John Greenleaf Whittier 9 p.m., Nov. 22
30th Street Cafe
It's tough to look at the 30th Street Cafe in North Park and try to infer what made the owners think it was a good location for a coffee shop. Not all blocks are created equal, and the segment of 30th that splits the distance between University and Upas is dismal in comparison to the the territory a few blocks north or south. I don't have the answer to why that section of road feels ten years out of touch with the rest of the neighborhood, but a quarter of a mile can make all the difference in the world in terms of real estate.

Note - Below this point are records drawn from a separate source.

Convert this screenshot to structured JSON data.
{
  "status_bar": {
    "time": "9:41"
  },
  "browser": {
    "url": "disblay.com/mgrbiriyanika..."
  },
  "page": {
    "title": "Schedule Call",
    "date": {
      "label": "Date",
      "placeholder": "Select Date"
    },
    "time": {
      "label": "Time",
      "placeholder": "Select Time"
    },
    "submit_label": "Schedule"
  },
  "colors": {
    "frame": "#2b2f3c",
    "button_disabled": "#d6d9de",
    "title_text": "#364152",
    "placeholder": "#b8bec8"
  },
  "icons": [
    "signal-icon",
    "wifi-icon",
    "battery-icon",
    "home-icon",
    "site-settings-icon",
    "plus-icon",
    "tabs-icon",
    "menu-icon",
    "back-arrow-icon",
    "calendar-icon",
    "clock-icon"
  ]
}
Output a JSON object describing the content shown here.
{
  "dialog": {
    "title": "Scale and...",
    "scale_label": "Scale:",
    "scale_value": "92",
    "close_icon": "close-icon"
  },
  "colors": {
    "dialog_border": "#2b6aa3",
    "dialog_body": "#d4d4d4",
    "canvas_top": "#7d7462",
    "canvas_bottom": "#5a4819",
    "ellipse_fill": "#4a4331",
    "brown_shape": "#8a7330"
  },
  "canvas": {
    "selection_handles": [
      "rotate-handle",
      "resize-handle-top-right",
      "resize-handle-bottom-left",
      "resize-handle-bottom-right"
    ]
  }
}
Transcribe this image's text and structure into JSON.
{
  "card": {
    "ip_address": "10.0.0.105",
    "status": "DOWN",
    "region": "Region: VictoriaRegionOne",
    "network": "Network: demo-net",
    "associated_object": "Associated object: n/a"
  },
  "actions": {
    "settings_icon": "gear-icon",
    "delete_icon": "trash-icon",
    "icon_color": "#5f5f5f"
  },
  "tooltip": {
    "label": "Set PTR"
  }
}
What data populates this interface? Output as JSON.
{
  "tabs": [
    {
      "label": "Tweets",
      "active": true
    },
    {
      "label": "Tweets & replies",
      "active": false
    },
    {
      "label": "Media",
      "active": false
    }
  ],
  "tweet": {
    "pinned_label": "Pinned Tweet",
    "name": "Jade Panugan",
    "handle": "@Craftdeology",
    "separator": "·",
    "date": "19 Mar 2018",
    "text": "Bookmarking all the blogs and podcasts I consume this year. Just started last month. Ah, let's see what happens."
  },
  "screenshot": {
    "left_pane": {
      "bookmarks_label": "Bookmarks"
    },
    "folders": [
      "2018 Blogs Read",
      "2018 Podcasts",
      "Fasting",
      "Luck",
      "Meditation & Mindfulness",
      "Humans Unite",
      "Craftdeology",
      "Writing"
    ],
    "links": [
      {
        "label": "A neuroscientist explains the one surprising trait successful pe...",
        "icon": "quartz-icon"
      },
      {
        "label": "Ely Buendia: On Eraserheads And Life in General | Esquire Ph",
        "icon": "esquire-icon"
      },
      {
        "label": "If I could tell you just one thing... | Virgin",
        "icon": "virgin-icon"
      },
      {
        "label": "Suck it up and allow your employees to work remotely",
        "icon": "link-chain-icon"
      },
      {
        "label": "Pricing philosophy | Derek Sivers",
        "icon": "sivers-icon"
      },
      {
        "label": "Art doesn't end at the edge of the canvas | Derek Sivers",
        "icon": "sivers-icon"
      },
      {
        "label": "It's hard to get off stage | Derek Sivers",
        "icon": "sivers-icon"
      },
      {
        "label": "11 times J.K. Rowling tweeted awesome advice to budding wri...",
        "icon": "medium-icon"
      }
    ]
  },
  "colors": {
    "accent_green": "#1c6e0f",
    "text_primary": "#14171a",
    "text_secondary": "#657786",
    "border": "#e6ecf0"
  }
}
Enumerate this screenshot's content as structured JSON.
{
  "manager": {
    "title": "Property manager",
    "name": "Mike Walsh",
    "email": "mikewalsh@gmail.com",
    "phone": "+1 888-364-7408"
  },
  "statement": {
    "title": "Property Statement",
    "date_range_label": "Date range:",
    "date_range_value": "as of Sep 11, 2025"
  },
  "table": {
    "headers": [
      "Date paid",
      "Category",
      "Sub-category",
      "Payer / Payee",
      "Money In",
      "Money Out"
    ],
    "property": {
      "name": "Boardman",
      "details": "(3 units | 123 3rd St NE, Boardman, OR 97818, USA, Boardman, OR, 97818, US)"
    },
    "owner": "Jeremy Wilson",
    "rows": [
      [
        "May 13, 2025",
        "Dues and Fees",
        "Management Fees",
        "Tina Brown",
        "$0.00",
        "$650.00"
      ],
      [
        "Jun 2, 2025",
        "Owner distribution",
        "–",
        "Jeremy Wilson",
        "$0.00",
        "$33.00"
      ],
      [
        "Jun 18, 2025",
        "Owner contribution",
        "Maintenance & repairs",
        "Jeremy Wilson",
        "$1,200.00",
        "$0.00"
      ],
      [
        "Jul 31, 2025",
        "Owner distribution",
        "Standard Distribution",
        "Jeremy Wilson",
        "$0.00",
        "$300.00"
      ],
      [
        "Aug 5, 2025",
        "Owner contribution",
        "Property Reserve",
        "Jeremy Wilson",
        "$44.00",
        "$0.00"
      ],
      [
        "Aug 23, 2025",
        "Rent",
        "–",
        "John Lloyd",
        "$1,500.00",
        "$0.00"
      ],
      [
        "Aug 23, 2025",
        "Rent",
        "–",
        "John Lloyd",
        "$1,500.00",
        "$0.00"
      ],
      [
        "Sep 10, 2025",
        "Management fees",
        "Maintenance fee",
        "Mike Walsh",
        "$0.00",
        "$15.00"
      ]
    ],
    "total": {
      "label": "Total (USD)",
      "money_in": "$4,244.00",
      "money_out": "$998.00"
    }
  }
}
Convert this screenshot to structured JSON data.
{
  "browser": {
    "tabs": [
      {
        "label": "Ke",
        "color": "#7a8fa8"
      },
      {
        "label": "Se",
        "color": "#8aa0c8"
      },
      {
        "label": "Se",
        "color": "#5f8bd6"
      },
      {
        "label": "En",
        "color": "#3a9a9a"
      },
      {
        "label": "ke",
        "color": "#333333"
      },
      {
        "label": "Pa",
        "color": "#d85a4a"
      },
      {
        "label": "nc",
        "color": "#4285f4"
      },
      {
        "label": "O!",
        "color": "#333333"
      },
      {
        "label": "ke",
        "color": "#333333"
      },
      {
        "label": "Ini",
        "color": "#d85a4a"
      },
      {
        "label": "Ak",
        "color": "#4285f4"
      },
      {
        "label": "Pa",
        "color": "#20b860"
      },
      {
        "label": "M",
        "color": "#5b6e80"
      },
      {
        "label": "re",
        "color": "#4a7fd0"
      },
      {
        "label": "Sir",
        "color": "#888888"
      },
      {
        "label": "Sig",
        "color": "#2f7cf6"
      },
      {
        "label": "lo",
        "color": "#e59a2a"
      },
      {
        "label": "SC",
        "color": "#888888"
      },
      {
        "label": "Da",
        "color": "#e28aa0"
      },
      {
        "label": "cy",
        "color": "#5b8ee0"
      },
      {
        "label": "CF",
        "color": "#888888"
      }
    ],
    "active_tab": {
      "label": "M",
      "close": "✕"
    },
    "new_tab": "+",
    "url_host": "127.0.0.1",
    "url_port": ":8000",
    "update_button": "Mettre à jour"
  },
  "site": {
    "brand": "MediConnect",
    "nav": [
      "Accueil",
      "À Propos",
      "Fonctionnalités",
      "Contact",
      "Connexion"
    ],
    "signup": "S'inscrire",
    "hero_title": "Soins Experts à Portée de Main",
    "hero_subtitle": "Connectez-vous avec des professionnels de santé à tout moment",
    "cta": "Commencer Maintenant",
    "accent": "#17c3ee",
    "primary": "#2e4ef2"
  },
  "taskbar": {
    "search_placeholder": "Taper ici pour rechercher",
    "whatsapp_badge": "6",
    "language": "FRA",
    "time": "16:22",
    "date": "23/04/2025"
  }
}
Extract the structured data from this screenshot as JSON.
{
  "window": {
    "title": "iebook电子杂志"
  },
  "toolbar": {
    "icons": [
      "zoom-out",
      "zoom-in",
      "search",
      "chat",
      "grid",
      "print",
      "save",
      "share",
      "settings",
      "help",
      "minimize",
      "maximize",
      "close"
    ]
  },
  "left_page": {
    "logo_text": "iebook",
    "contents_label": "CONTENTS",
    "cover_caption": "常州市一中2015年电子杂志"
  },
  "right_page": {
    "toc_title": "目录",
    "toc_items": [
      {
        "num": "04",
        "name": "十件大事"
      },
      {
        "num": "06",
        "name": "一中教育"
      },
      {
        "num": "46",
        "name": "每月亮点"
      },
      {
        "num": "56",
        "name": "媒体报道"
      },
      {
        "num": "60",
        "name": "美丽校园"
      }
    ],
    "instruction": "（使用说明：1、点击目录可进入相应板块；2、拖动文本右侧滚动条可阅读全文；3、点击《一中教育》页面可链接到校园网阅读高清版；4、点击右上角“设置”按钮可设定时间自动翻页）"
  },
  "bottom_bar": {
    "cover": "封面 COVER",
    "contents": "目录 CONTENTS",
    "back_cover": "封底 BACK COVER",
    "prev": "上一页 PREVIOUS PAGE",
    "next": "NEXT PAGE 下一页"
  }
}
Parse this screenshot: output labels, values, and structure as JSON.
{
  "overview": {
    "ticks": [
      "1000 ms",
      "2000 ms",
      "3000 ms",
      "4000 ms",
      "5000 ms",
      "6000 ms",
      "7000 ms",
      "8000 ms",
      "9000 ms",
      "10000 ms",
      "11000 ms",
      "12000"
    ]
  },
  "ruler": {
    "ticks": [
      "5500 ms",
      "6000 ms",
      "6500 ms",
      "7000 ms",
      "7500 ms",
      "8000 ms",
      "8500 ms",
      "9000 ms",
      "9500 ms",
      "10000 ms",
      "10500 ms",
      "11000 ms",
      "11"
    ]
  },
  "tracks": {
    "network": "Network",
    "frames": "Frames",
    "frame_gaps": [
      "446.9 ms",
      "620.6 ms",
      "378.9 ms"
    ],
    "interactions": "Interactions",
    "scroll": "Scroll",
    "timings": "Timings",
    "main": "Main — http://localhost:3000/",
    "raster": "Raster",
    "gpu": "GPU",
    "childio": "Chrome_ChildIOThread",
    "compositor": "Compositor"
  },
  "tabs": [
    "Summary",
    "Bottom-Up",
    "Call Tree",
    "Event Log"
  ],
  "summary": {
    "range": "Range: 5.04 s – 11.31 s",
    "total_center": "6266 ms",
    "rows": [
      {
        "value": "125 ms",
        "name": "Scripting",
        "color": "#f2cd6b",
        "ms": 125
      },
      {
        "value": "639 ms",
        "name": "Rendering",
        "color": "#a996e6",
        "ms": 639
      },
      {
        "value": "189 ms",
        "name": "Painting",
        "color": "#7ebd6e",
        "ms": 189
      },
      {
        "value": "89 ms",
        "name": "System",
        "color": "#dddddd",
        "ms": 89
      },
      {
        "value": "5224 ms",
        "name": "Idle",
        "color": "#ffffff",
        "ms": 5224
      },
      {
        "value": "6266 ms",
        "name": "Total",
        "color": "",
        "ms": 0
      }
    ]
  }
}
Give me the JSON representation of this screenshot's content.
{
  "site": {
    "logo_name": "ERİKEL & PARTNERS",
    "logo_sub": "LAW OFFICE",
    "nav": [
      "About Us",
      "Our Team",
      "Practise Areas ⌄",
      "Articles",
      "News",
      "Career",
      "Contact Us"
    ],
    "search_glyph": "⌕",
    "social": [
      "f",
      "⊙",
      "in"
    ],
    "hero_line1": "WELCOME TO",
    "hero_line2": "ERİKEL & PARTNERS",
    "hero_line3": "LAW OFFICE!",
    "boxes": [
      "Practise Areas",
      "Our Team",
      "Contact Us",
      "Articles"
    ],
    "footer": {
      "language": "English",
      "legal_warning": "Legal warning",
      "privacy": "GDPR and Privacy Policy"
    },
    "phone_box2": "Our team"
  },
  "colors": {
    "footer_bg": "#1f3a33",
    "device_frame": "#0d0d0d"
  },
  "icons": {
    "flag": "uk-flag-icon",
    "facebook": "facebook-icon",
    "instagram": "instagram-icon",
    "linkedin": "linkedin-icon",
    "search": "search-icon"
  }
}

As if to pile on the oddities, the Cafe occupies two-thirds of its building, but they're non-consecutive thirds. The dining area is separated from the miniature kitchen and coffee dispensary by a long hallway that leads to the offices of a small nonprofit. Peculiar. The patio seats out front are raised up off the sidewalk and well shaded by trees and umbrellas, so they trump the inside seating by a country mile.
Despite the physical limitations, 30th Street Cafe has some strong points. The staff seemed very friendly and the coffee was inexpensive, though only average in quality. The menu reached impressive depth considering the miniature kitchen's lack of space. Egg dishes, waffles, pastries, bagels, and other breakfast staples all managed to fit into the minimal square footage. The pile of capers that festooned my lox and bagels might have been excessive for some people, but for me it satisfied. A fresh lemon wedge and a few slices of red onion rounded out the dish, which had a large portion of salmon.
In typical coffee shop fashion, the Cafe has sandwiches for the lunch crowd, all of which are interchangeable with the sandwiches at any other uptown coffee shop. If 30th Street is able to distinguish itself, it's as a breakfast spot, especially since it closes early.
There's tension between the underwhelming location/decor and the unexpected bonus of good breakfast. If there was more patio space instead of the uncharismatic dining room, or if the building itself was somehow cooler, the cafe might be a total winner despite being caught in the no man's land between the heavily developed corners to the north and south. As it is, it's a matter of personal preference. Coffee shops depend on regular customers, who can be fiercely, illogically loyal. For the kind of people who want a convenient spot to pick up breakfast on a weekday morning, and don't necessarily care about it being cool to hang out, the 30th Street Cafe might engender just that kind of loyalty.